Horripilé, l’ex-DG du Barreau du Québec estime que les membres ont agi beaucoup trop vite. « C’est une vendetta! » martèle celui qui occupe aujourd'hui le poste d'Avocat général et Directeur régional au Bureau régional du Québec du Ministère de la Justice Canada. Me Provencher précise qu'il s'exprime ici à titre personnel uniquement.

Pour le juriste, l’article publié dans La Presse mercredi est une « non-nouvelle ». « Il n’y a pas eu d’accusation, pas de condamnation », souligne-t-il. Les membres du C.A., en tant qu’avocats, devraient exercer leur rôle premier qui est, à son avis, de défendre la présomption d’innocence.
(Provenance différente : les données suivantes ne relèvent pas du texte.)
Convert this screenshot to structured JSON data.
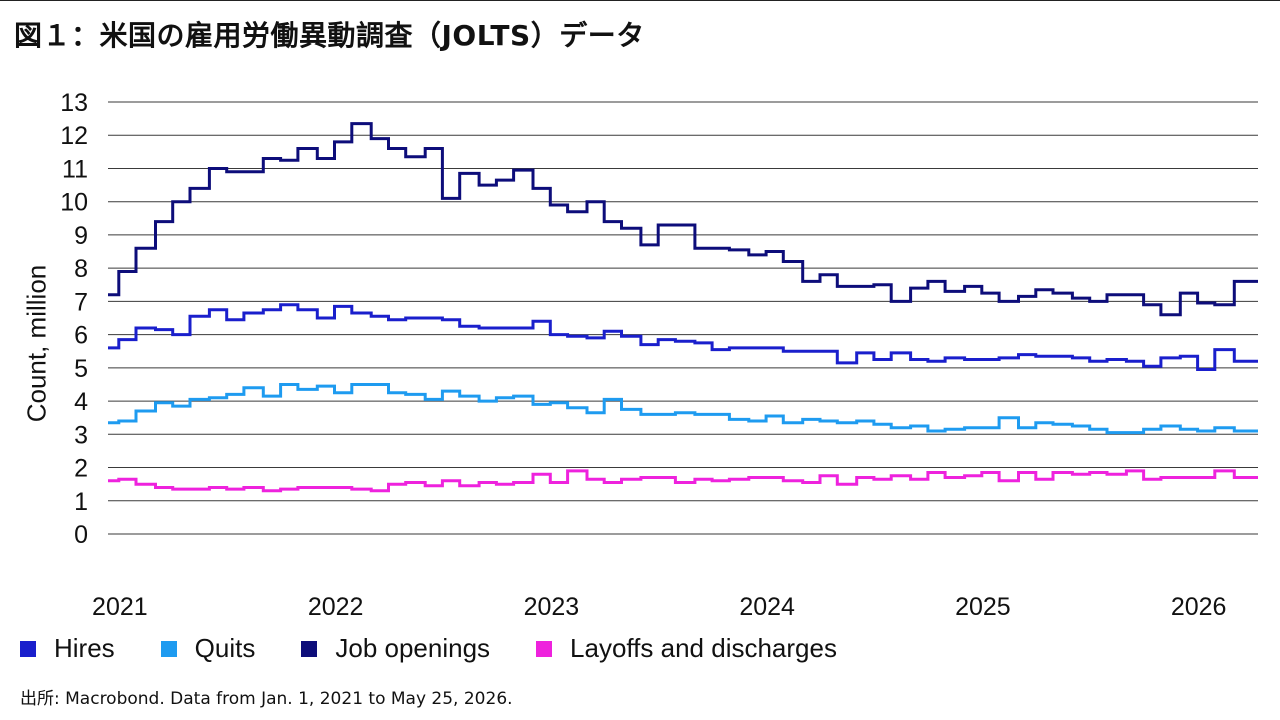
{
  "header": {
    "title": "図１：米国の雇用労働異動調査（JOLTS）データ"
  },
  "footer": {
    "source": "出所: Macrobond. Data from Jan. 1, 2021 to May 25, 2026."
  },
  "legend": [
    {
      "label": "Hires",
      "color": "#1a1fcc"
    },
    {
      "label": "Quits",
      "color": "#1e9bf0"
    },
    {
      "label": "Job openings",
      "color": "#0d0d7a"
    },
    {
      "label": "Layoffs and discharges",
      "color": "#ee22dd"
    }
  ],
  "chart_data": {
    "type": "line",
    "step": true,
    "ylabel": "Count, million",
    "xlabel": "",
    "ylim": [
      0,
      13
    ],
    "yticks": [
      0,
      1,
      2,
      3,
      4,
      5,
      6,
      7,
      8,
      9,
      10,
      11,
      12,
      13
    ],
    "xlim": [
      2020.95,
      2026.28
    ],
    "xticks": [
      2021,
      2022,
      2023,
      2024,
      2025,
      2026
    ],
    "grid": "horizontal",
    "legend_position": "bottom",
    "series": [
      {
        "name": "Job openings",
        "color": "#0d0d7a",
        "x": [
          2020.95,
          2021.0,
          2021.08,
          2021.17,
          2021.25,
          2021.33,
          2021.42,
          2021.5,
          2021.58,
          2021.67,
          2021.75,
          2021.83,
          2021.92,
          2022.0,
          2022.08,
          2022.17,
          2022.25,
          2022.33,
          2022.42,
          2022.5,
          2022.58,
          2022.67,
          2022.75,
          2022.83,
          2022.92,
          2023.0,
          2023.08,
          2023.17,
          2023.25,
          2023.33,
          2023.42,
          2023.5,
          2023.58,
          2023.67,
          2023.75,
          2023.83,
          2023.92,
          2024.0,
          2024.08,
          2024.17,
          2024.25,
          2024.33,
          2024.42,
          2024.5,
          2024.58,
          2024.67,
          2024.75,
          2024.83,
          2024.92,
          2025.0,
          2025.08,
          2025.17,
          2025.25,
          2025.33,
          2025.42,
          2025.5,
          2025.58,
          2025.67,
          2025.75,
          2025.83,
          2025.92,
          2026.0,
          2026.08,
          2026.17
        ],
        "y": [
          7.2,
          7.9,
          8.6,
          9.4,
          10.0,
          10.4,
          11.0,
          10.9,
          10.9,
          11.3,
          11.25,
          11.6,
          11.3,
          11.8,
          12.35,
          11.9,
          11.6,
          11.35,
          11.6,
          10.1,
          10.85,
          10.5,
          10.65,
          10.95,
          10.4,
          9.9,
          9.7,
          10.0,
          9.4,
          9.2,
          8.7,
          9.3,
          9.3,
          8.6,
          8.6,
          8.55,
          8.4,
          8.5,
          8.2,
          7.6,
          7.8,
          7.45,
          7.45,
          7.5,
          7.0,
          7.4,
          7.6,
          7.3,
          7.45,
          7.25,
          7.0,
          7.15,
          7.35,
          7.25,
          7.1,
          7.0,
          7.2,
          7.2,
          6.9,
          6.6,
          7.25,
          6.95,
          6.9,
          7.6
        ]
      },
      {
        "name": "Hires",
        "color": "#1a1fcc",
        "x": [
          2020.95,
          2021.0,
          2021.08,
          2021.17,
          2021.25,
          2021.33,
          2021.42,
          2021.5,
          2021.58,
          2021.67,
          2021.75,
          2021.83,
          2021.92,
          2022.0,
          2022.08,
          2022.17,
          2022.25,
          2022.33,
          2022.42,
          2022.5,
          2022.58,
          2022.67,
          2022.75,
          2022.83,
          2022.92,
          2023.0,
          2023.08,
          2023.17,
          2023.25,
          2023.33,
          2023.42,
          2023.5,
          2023.58,
          2023.67,
          2023.75,
          2023.83,
          2023.92,
          2024.0,
          2024.08,
          2024.17,
          2024.25,
          2024.33,
          2024.42,
          2024.5,
          2024.58,
          2024.67,
          2024.75,
          2024.83,
          2024.92,
          2025.0,
          2025.08,
          2025.17,
          2025.25,
          2025.33,
          2025.42,
          2025.5,
          2025.58,
          2025.67,
          2025.75,
          2025.83,
          2025.92,
          2026.0,
          2026.08,
          2026.17
        ],
        "y": [
          5.6,
          5.85,
          6.2,
          6.15,
          6.0,
          6.55,
          6.75,
          6.45,
          6.65,
          6.75,
          6.9,
          6.75,
          6.5,
          6.85,
          6.65,
          6.55,
          6.45,
          6.5,
          6.5,
          6.45,
          6.25,
          6.2,
          6.2,
          6.2,
          6.4,
          6.0,
          5.95,
          5.9,
          6.1,
          5.95,
          5.7,
          5.85,
          5.8,
          5.75,
          5.55,
          5.6,
          5.6,
          5.6,
          5.5,
          5.5,
          5.5,
          5.15,
          5.45,
          5.25,
          5.45,
          5.25,
          5.2,
          5.3,
          5.25,
          5.25,
          5.3,
          5.4,
          5.35,
          5.35,
          5.3,
          5.2,
          5.25,
          5.2,
          5.05,
          5.3,
          5.35,
          4.95,
          5.55,
          5.2
        ]
      },
      {
        "name": "Quits",
        "color": "#1e9bf0",
        "x": [
          2020.95,
          2021.0,
          2021.08,
          2021.17,
          2021.25,
          2021.33,
          2021.42,
          2021.5,
          2021.58,
          2021.67,
          2021.75,
          2021.83,
          2021.92,
          2022.0,
          2022.08,
          2022.17,
          2022.25,
          2022.33,
          2022.42,
          2022.5,
          2022.58,
          2022.67,
          2022.75,
          2022.83,
          2022.92,
          2023.0,
          2023.08,
          2023.17,
          2023.25,
          2023.33,
          2023.42,
          2023.5,
          2023.58,
          2023.67,
          2023.75,
          2023.83,
          2023.92,
          2024.0,
          2024.08,
          2024.17,
          2024.25,
          2024.33,
          2024.42,
          2024.5,
          2024.58,
          2024.67,
          2024.75,
          2024.83,
          2024.92,
          2025.0,
          2025.08,
          2025.17,
          2025.25,
          2025.33,
          2025.42,
          2025.5,
          2025.58,
          2025.67,
          2025.75,
          2025.83,
          2025.92,
          2026.0,
          2026.08,
          2026.17
        ],
        "y": [
          3.35,
          3.4,
          3.7,
          3.95,
          3.85,
          4.05,
          4.1,
          4.2,
          4.4,
          4.15,
          4.5,
          4.35,
          4.45,
          4.25,
          4.5,
          4.5,
          4.25,
          4.2,
          4.05,
          4.3,
          4.15,
          4.0,
          4.1,
          4.15,
          3.9,
          3.95,
          3.8,
          3.65,
          4.05,
          3.75,
          3.6,
          3.6,
          3.65,
          3.6,
          3.6,
          3.45,
          3.4,
          3.55,
          3.35,
          3.45,
          3.4,
          3.35,
          3.4,
          3.3,
          3.2,
          3.25,
          3.1,
          3.15,
          3.2,
          3.2,
          3.5,
          3.2,
          3.35,
          3.3,
          3.25,
          3.15,
          3.05,
          3.05,
          3.15,
          3.25,
          3.15,
          3.1,
          3.2,
          3.1
        ]
      },
      {
        "name": "Layoffs and discharges",
        "color": "#ee22dd",
        "x": [
          2020.95,
          2021.0,
          2021.08,
          2021.17,
          2021.25,
          2021.33,
          2021.42,
          2021.5,
          2021.58,
          2021.67,
          2021.75,
          2021.83,
          2021.92,
          2022.0,
          2022.08,
          2022.17,
          2022.25,
          2022.33,
          2022.42,
          2022.5,
          2022.58,
          2022.67,
          2022.75,
          2022.83,
          2022.92,
          2023.0,
          2023.08,
          2023.17,
          2023.25,
          2023.33,
          2023.42,
          2023.5,
          2023.58,
          2023.67,
          2023.75,
          2023.83,
          2023.92,
          2024.0,
          2024.08,
          2024.17,
          2024.25,
          2024.33,
          2024.42,
          2024.5,
          2024.58,
          2024.67,
          2024.75,
          2024.83,
          2024.92,
          2025.0,
          2025.08,
          2025.17,
          2025.25,
          2025.33,
          2025.42,
          2025.5,
          2025.58,
          2025.67,
          2025.75,
          2025.83,
          2025.92,
          2026.0,
          2026.08,
          2026.17
        ],
        "y": [
          1.6,
          1.65,
          1.5,
          1.4,
          1.35,
          1.35,
          1.4,
          1.35,
          1.4,
          1.3,
          1.35,
          1.4,
          1.4,
          1.4,
          1.35,
          1.3,
          1.5,
          1.55,
          1.45,
          1.6,
          1.45,
          1.55,
          1.5,
          1.55,
          1.8,
          1.55,
          1.9,
          1.65,
          1.55,
          1.65,
          1.7,
          1.7,
          1.55,
          1.65,
          1.6,
          1.65,
          1.7,
          1.7,
          1.6,
          1.55,
          1.75,
          1.5,
          1.7,
          1.65,
          1.75,
          1.65,
          1.85,
          1.7,
          1.75,
          1.85,
          1.6,
          1.85,
          1.65,
          1.85,
          1.8,
          1.85,
          1.8,
          1.9,
          1.65,
          1.7,
          1.7,
          1.7,
          1.9,
          1.7
        ]
      }
    ]
  }
}
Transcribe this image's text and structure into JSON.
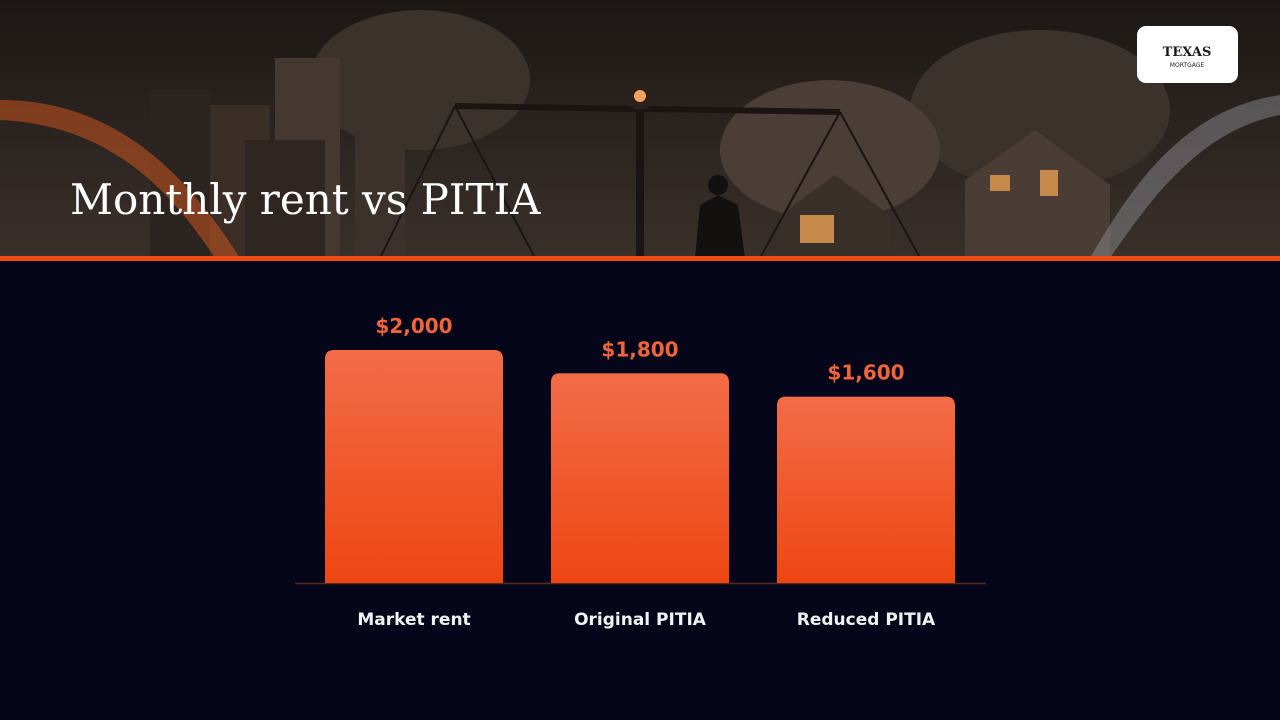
{
  "chart_data": {
    "type": "bar",
    "title": "Monthly rent vs PITIA",
    "categories": [
      "Market rent",
      "Original PITIA",
      "Reduced PITIA"
    ],
    "values": [
      2000,
      1800,
      1600
    ],
    "value_labels": [
      "$2,000",
      "$1,800",
      "$1,600"
    ],
    "color": "#f0501f"
  },
  "logo": {
    "name": "TEXAS",
    "tagline": "MORTGAGE"
  }
}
« Ils n’ont pas cherché à savoir si c’était vrai, car pour eux c’était un cadeau tombé du ciel », dit-il sur un ton cinglant. Le profil de Me Khuong ne concorde pas du tout avec « l’establishment du Barreau », poursuit Me Provencher. Elle a promis des réformes majeures de l’Ordre professionnel, allant du salaire de la direction aux heures obligatoires de pro bono. Du même souffle, il ajoute : « Me Khuong remet beaucoup de choses en question. Les changements, c’est toujours menaçant pour les gens en place ».

La protection du public, vraiment?

Me Provencher n’a pas apprécié de voir le Barreau justifier sa décision en se référant à sa mission première, soit la protection du public.

« Si le C.A. veut vraiment protéger le public, il devrait chercher à savoir comment a été enfreinte la confidentialité du registre de déjudiciarisation… Car ça, c’est grave! Le Barreau est là pour protéger les institutions et il y a eu un bris important, qui met en péril la crédibilité du système, mais aussi la confiance du public. »

L’ex-DG trouve le Barreau anormalement silencieux sur cet aspect pourtant important. « Ils sont contents de s’en servir pour leur vendetta », répète-t-il.

Pour la suite des choses, Claude Provencher y va de ses conseils : que les membres du C.A. prennent le temps de réfléchir et s’assurent d’agir dans l’intérêt du public.